I am looking for examples of cool-designed pages that users see  when they visit your site from IE6 but you just don't want to support it because of any reasons. I mean it should be something like a 404 page. So it's a rejection page that says something like "You are too lazy to update your browser so why should I care about you?" When the user visits the site, he just can't use it and sees that page instead.<p>There are a lot of creative 404 pages but I didn't yet see something like what I described. These can be pages not specially for IE6, may be for other legacy browsers that are just pain in the ass for developers and designers.<p>Please list some links if you saw anything like that.
======
infinity
I have sometimes seen messages displayed, which told me to upgrade my browser
to something more contemporary - I'm using the latest version of Opera.
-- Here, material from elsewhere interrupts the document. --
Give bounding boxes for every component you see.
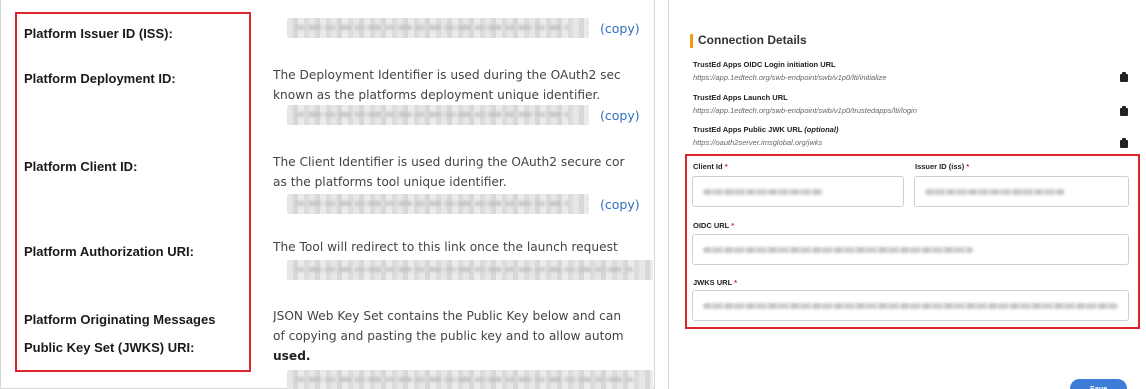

I have sometimes seen messages, that IE6 is not wanted on a site - but I was
not using Internet Explorer :-(

If you want to see cool designed pages, you could look for any pages that are
cool designed, independent of the purpose.

Maybe you were looking for some compilation of "not for IE 6" pages, like the
many collection articles of cool or funny 404 pages. I have not seen any
compilation of "not for IE 6" pages so far.

Most 404 pages I have seen listed in these collection articles do miss a very
important point: they do not help a lost visitor at all. They more or less
plainly state, that something went wrong, and possibly show an error number,
which most visitors may find mysterious. It is ok to put something funny on an
error page, but I would recommend to give the error pages the same layout like
the rest of the website, showing the main navigation, and put something on it,
which really helps those lost visitors to get back to existing pages and to be
happy. A sitemap might be a good idea and a search input field.

Generally, I'm not a fan of websites telling me what kind of browser I should
use. Cool design is a matter of taste and ultimately the visitor has the last
word on this matter.

In the cases, where I have seen a message intended for IE6 users, the design
was never cool. It was often just some additional text box or a pop-up,
recommending a browser upgrade in the less annoying cases, and telling the
visitor to leave in the worst cases.

Several bloggers have been experimenting with the proprietary design features
supported by IE6 (the CSS filter extension), like putting a blur on the whole
page or flipping the content upside down. You can find some information on
these filters here:

<http://www.ssi-developer.net/css/visual-filters.shtml>

This may lead at least to some special design, which only Internet Explorer
users can see. But this is not a nice thing to do, since many IE6 users may
not have a choice.

>> _pain in the ass for developers and designers_ <<

I think, that it is just wrong to let personal frustration caused by
difficulties of the design process have an influence on the website and the
way a visitor will see the website. One of the worst messages I have seen was:

 _Not for stupid old browsers_.

What will a visitor think, if this is the only text on the page?